Dari Mukadimah buku karya ‘Aisha Bewley yang berjudul “Islam: The Empowering of Women” (1999).
Oleh ‘Aisha Bewley
Bertahun-tahun dari umur saya telah diabdikan bagi usaha penerjemahan dan penelitian, saya tidak pernah ingin untuk menulis perihal kedudukan wanita dalam Islam, walau berbagai saran dari banyak orang telah mendorong saya ke arah itu. Bagi saya, lalu dan kini, judul yang lebih tepat ialah kedudukan insan manusia dalam Islam; bagaimana menjadi insan manusia yang hidup paripurna, beribadah kepada Sang Pencipta dan tetap terkait dengan berbagai keajaiban yang terwujud dalam kehidupan; seorang insan yang berusaha mencari ruang untuk menegakkan keadilan sosial dan politik melalui pemenuhan Risalah Allah. Dikotomi abd/rabb: si hamba dan Rabb-nya, lebih penting dan utama daripada dikotomi pria/wanita.

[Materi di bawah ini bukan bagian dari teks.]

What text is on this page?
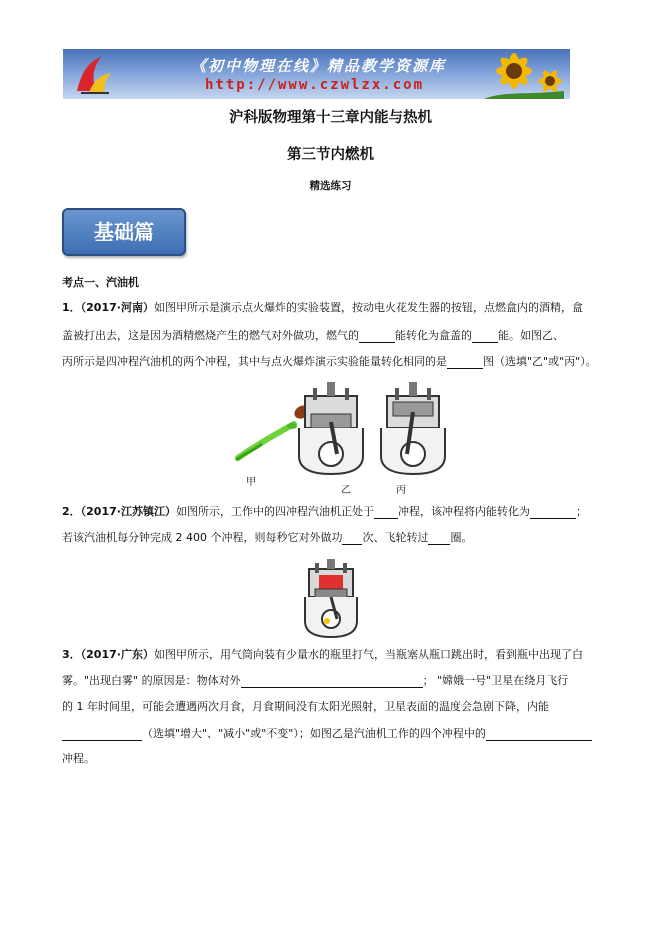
《初中物理在线》精品教学资源库
http://www.czwlzx.com
沪科版物理第十三章内能与热机
第三节内燃机
精选练习
基础篇
考点一、汽油机
1．（2017·河南）如图甲所示是演示点火爆炸的实验装置，按动电火花发生器的按钮，点燃盒内的酒精，盒
盖被打出去，这是因为酒精燃烧产生的燃气对外做功，燃气的	能转化为盒盖的 能。如图乙、
丙所示是四冲程汽油机的两个冲程，其中与点火爆炸演示实验能量转化相同的是	图（选填"乙"或"丙"）。
甲
乙	丙
2．（2017·江苏镇江）如图所示，工作中的四冲程汽油机正处于 冲程，该冲程将内能转化为	；
若该汽油机每分钟完成 2 400 个冲程，则每秒它对外做功 次、飞轮转过 圈。
3．（2017·广东）如图甲所示，用气筒向装有少量水的瓶里打气，当瓶塞从瓶口跳出时，看到瓶中出现了白
雾。"出现白雾" 的原因是：物体对外	； "嫦娥一号"卫星在绕月飞行
的 1 年时间里，可能会遭遇两次月食，月食期间没有太阳光照射，卫星表面的温度会急剧下降，内能
（选填"增大"、"减小"或"不变"）；如图乙是汽油机工作的四个冲程中的
冲程。
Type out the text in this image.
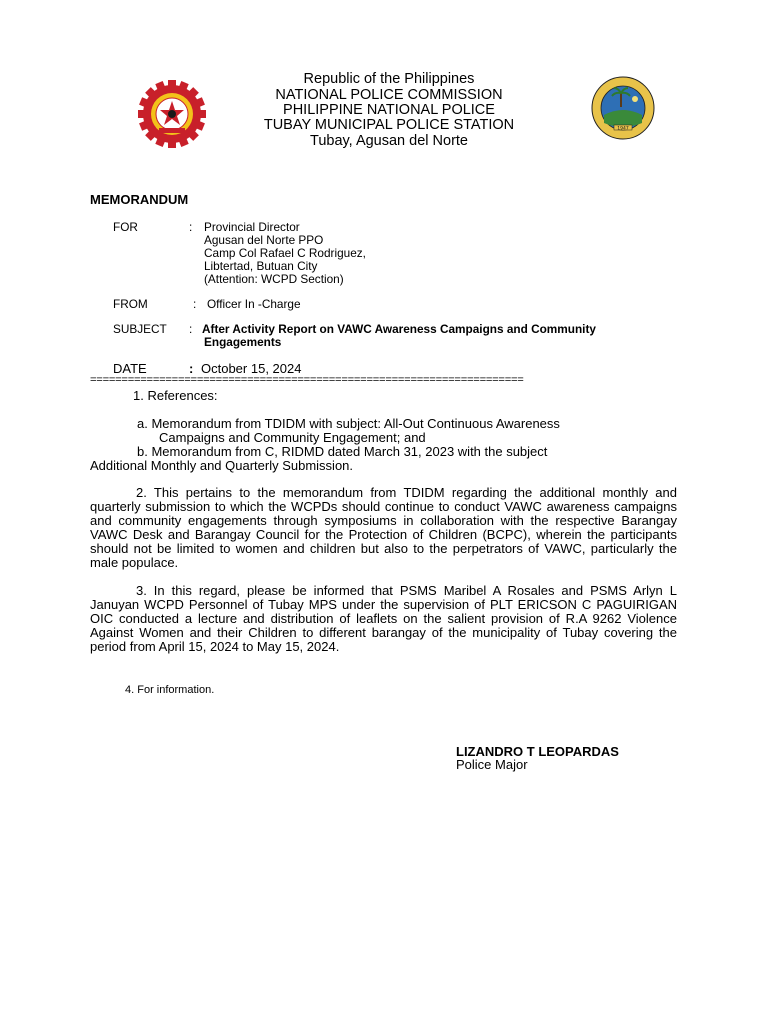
1947
Republic of the Philippines
NATIONAL POLICE COMMISSION
PHILIPPINE NATIONAL POLICE
TUBAY MUNICIPAL POLICE STATION
Tubay, Agusan del Norte
MEMORANDUM
FOR	: Provincial Director
Agusan del Norte PPO
Camp Col Rafael C Rodriguez,
Libtertad, Butuan City
(Attention: WCPD Section)
FROM	: Officer In -Charge
SUBJECT : After Activity Report on VAWC Awareness Campaigns and Community
Engagements
DATE	: October 15, 2024
=====================================================================
1. References:
a. Memorandum from TDIDM with subject: All-Out Continuous Awareness
Campaigns and Community Engagement; and
b. Memorandum from C, RIDMD dated March 31, 2023 with the subject
Additional Monthly and Quarterly Submission.

2. This pertains to the memorandum from TDIDM regarding the additional monthly and quarterly submission to which the WCPDs should continue to conduct VAWC awareness campaigns and community engagements through symposiums in collaboration with the respective Barangay VAWC Desk and Barangay Council for the Protection of Children (BCPC), wherein the participants should not be limited to women and children but also to the perpetrators of VAWC, particularly the male populace.

3. In this regard, please be informed that PSMS Maribel A Rosales and PSMS Arlyn L Januyan WCPD Personnel of Tubay MPS under the supervision of PLT ERICSON C PAGUIRIGAN OIC conducted a lecture and distribution of leaflets on the salient provision of R.A 9262 Violence Against Women and their Children to different barangay of the municipality of Tubay covering the period from April 15, 2024 to May 15, 2024.

4. For information.
LIZANDRO T LEOPARDAS
Police Major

Terlepas dari segalanya, kejahilan dan peningkatan kabar keliru tentang Islam, yang seringnya dilakukan media massa dengan penyebaraan kebohongan-kebohongan, telah mendorong saya untuk meneliti perihal ini. Apakah yang kita peroleh dengan meneliti literatur tertulis moderen perihal topik ini? Di Barat, jika mereka berbicara tentang penindasan kaum wanita dalam Islam mereka menekankan pembahasan tentang ciri-ciri budaya, yang tidak khas Islam, namun mereka menuduh Islam yang harus bertanggungjawab atasnya. Di kalangan Muslimin kita dapati berbagai reaksi bertahannya, hampir seluruhnya ditulis para pria, atas kritikan Barat itu. Beberapa menyatakan bahwa Islam hadir untuk membebaskan kaum wanita dari posisi rendahnya dalam masyarakat penyembah berhala, tapi mereka tidak membahas kondisi dunia moderennya; yang lain menampilkan ibu rumah tangga sebagai sebuah model sahih bagi perkembangan pribadi dan mengatakan bahwa secara psikologis para wanita tidak berada di tingkat yang sama dengan kaum pria (sesuai kesejarahan ini bukanlah wawasan Islami, lebih merupakan wawasan sebuah visi Yahudi-Kristen); begitu juga bahwa kaum wanita tidak boleh dilihat dan/atau didengar (sebuah klaim yang dibenarkan melalui klaim meragukan lainnya yaitu bahwa para pria itu tidak mampu mengendalikan diri karena memiliki hormon testosteron). Kedua penafsiran itu dan yang sepertinya tidak tersambung kepada naskah-naskah yang ditulis di masa awal Islam, yang telah saya terjemah dan pelajari. Kaum wanita di masa tersebut tidak demikian; para Sahabat tidak demikian. Mereka itu orang-orang yang penuh daya hidup dan semangat yang didedikasikan untuk mempraktikkan Islam.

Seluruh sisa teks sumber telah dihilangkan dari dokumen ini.